If the concept of glocalization expands and takes on the mantra of “think globally, act locally,” then education may need to adopt it as a central point of view paradigm on the world. As the complexity and complicatedness of interdependencies has grown, so too have the magnitude of the problems. It will simply take broad, open minded, collaborative efforts to solve some of these problems. In order to prepare future problem solvers capable of addressing these problems, they will need to have broader and deeper experiences, considering how local actions have global consequences, and the only way to understand that is through active engagement with other cultures, not only those that my impacted but also those that might be able to preemptively avoid potential problems before they happen. If education does not take up this challenge, who will?

Like it or not educators have inherited a new obligation to design learning experiences that emulate this new reality, replete with complex problems that have broad and extensive impact. What’s more, these kinds of problems are not easily normed, scored, nor do they tidily correspond with rubrics. They are always changing, evolving, yet  remaining fundamentally relevant. They are not tests, at least in the traditional sense. There are no right answers. There will likely be many failures before good answers begin to take shape and make an impact. Thus, new educational experiences had better be more than rigorous and relevant, they had better build resilience.

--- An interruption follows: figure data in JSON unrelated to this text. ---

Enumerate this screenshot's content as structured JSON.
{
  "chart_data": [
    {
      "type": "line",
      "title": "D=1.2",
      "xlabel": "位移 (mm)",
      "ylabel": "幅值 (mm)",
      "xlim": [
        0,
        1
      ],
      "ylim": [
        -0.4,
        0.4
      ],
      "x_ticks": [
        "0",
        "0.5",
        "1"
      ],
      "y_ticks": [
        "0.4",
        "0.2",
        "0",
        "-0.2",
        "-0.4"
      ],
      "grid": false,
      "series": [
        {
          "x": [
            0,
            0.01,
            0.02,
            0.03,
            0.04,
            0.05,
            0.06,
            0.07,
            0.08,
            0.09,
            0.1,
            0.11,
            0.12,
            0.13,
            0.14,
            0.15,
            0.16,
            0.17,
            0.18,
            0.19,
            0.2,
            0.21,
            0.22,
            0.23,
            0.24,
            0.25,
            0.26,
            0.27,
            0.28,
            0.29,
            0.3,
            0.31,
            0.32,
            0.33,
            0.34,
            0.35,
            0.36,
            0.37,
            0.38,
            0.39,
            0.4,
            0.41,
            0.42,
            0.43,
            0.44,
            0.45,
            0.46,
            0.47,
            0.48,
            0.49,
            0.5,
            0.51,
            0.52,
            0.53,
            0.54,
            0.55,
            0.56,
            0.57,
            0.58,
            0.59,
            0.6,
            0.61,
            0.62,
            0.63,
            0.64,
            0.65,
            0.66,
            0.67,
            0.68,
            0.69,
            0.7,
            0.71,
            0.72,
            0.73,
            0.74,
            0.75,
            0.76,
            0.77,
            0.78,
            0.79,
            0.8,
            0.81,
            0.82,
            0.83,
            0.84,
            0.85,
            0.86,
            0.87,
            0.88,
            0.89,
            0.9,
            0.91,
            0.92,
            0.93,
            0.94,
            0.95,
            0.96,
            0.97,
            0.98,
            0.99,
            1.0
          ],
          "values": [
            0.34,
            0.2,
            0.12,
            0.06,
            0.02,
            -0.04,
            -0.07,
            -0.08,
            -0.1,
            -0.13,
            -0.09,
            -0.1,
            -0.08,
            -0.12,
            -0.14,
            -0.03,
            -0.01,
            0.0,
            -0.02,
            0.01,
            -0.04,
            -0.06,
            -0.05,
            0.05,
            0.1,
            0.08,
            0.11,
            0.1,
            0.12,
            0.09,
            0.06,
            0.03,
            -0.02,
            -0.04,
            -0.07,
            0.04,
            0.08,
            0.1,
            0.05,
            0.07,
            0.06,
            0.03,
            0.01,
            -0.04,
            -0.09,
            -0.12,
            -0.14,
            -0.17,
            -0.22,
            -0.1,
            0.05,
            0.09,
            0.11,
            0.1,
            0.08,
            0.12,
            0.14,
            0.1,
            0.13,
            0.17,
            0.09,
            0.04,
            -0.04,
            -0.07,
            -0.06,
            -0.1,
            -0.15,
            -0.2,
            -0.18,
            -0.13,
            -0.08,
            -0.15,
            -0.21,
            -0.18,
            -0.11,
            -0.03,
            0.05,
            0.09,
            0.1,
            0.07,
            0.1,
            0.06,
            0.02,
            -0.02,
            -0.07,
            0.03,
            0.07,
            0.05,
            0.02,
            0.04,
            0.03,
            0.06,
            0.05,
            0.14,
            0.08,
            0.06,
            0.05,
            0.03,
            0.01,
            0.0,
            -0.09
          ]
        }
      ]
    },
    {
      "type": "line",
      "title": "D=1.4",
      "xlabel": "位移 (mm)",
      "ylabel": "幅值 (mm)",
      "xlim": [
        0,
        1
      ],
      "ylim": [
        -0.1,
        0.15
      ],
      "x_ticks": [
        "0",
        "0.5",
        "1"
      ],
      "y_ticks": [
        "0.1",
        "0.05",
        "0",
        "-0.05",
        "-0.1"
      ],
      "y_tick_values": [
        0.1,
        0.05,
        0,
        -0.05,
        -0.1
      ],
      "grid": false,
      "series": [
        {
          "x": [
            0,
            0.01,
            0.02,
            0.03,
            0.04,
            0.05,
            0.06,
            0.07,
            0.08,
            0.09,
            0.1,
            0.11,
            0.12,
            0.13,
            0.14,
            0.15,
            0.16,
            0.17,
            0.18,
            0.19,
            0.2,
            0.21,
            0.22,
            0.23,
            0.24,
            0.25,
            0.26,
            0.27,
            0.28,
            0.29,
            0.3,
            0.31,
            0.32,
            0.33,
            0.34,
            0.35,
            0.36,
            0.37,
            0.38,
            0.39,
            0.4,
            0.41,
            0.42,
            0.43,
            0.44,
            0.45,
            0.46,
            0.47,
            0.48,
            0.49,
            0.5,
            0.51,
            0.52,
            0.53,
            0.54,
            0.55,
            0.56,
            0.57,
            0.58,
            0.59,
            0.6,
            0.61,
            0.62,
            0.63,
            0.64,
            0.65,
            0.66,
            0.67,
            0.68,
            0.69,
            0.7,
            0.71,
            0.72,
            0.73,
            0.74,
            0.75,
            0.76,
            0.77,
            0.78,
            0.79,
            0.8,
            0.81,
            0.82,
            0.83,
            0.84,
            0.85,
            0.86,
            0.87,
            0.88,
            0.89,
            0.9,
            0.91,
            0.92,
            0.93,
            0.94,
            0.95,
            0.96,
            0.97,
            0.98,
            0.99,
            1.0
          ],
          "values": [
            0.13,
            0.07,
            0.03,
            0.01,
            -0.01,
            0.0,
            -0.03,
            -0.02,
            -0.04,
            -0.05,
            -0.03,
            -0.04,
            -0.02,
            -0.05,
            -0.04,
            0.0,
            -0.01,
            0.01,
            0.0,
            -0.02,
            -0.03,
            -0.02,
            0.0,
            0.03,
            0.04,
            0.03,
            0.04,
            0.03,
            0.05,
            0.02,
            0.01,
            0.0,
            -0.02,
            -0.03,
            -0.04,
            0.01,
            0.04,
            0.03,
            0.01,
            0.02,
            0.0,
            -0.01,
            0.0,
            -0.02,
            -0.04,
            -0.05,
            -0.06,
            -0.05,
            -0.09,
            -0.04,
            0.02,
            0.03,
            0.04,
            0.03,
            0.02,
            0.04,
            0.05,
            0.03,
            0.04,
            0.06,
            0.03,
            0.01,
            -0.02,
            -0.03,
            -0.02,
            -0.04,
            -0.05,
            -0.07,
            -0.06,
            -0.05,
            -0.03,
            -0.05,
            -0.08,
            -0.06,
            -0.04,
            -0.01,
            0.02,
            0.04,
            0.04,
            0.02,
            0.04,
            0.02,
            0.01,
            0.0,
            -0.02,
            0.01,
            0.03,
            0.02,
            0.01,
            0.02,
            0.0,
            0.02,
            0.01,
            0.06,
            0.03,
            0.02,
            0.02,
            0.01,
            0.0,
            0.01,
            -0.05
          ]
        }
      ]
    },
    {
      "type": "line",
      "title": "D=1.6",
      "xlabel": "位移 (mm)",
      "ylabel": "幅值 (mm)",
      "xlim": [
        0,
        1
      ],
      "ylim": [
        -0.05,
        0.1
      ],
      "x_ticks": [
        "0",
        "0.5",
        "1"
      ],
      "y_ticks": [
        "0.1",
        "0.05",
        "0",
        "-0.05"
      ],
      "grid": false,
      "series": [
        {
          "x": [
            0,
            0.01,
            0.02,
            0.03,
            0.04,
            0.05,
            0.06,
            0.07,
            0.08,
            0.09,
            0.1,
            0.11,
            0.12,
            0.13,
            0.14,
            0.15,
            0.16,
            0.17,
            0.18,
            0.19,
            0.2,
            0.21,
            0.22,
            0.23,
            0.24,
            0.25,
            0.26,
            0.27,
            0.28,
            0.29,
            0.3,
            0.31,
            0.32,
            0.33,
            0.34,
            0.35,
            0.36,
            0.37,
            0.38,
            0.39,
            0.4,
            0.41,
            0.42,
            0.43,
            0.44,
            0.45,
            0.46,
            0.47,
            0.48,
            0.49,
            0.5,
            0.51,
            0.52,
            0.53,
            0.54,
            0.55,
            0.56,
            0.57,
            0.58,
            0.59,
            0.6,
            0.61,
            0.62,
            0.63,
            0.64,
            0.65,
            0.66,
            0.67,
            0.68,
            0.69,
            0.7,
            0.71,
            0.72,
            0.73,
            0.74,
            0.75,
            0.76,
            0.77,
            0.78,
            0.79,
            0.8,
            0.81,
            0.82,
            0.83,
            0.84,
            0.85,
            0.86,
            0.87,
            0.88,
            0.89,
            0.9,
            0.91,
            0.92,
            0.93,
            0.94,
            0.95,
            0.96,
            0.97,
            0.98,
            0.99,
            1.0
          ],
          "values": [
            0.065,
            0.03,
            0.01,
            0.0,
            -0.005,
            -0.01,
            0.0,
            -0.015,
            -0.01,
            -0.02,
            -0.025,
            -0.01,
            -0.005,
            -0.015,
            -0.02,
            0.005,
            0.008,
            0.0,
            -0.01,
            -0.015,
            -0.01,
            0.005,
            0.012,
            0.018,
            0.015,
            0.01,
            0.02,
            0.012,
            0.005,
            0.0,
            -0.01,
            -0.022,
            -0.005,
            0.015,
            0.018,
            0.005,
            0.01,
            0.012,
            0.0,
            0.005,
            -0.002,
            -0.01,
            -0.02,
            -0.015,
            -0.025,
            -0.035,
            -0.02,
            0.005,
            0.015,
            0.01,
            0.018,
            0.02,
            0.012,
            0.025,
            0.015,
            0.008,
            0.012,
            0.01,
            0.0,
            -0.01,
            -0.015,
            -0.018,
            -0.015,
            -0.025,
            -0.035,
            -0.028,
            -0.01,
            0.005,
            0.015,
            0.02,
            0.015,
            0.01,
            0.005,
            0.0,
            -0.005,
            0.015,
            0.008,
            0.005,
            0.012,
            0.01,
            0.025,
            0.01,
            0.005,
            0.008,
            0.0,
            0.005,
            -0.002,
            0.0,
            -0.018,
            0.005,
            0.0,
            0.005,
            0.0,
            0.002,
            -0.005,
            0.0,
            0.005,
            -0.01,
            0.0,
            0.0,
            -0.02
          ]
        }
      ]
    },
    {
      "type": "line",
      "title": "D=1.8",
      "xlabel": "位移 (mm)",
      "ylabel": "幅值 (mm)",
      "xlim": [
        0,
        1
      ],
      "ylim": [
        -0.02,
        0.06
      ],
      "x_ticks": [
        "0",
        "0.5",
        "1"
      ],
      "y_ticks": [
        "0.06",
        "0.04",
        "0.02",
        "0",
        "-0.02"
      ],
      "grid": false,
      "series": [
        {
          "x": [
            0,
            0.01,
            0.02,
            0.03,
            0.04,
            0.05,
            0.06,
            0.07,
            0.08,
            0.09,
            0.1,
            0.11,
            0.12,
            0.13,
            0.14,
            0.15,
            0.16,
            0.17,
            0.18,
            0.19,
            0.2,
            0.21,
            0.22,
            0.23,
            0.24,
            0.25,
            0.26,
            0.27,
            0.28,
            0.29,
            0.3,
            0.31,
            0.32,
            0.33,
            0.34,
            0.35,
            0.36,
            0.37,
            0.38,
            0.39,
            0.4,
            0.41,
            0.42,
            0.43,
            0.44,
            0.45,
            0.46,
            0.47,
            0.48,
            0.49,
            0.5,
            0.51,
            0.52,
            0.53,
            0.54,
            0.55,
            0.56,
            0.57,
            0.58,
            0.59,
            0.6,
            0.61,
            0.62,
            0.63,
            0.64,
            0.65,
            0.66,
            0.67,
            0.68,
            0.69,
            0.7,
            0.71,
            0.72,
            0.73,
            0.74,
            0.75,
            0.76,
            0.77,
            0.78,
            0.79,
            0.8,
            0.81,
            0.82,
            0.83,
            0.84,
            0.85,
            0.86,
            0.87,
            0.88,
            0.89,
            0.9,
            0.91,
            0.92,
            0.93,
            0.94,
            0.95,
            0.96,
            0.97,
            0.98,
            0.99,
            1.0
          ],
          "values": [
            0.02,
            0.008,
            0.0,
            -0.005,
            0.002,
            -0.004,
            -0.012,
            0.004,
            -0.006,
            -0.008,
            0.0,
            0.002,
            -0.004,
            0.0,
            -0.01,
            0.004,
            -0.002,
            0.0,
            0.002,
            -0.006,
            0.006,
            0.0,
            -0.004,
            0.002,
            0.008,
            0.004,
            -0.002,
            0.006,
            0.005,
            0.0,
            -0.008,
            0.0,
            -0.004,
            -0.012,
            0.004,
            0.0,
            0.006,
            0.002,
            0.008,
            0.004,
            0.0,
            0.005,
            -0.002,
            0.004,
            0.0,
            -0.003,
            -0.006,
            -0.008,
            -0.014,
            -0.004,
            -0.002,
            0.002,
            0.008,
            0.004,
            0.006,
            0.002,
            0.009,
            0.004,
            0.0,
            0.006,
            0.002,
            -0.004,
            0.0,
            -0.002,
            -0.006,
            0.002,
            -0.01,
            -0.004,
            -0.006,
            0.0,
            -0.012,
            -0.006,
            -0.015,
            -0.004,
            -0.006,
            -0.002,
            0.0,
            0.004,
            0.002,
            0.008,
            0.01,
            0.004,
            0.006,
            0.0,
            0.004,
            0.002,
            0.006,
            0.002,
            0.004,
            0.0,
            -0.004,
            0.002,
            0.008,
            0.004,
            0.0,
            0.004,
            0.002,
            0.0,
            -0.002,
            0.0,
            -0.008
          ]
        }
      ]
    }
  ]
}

Perhaps it is the need for resilience that the collaboration  must be increasingly global. To be a student in the North America or Europe  is to be one of the most fortunate individuals in human history. For most, basic necessities are a given and efforts can be focused on education and learning. Never before have there been so many literate individuals. Never before have so many resources been available. Never before have there been so many opportunities to help others. Students from the Industrialized West have a lot to learn from students around the world that are not afforded such luxuries and yet still persevere and succeed. In the developing world, innovation is the imperative. Glocalized collaboration might simply be the best bridge between the extremes.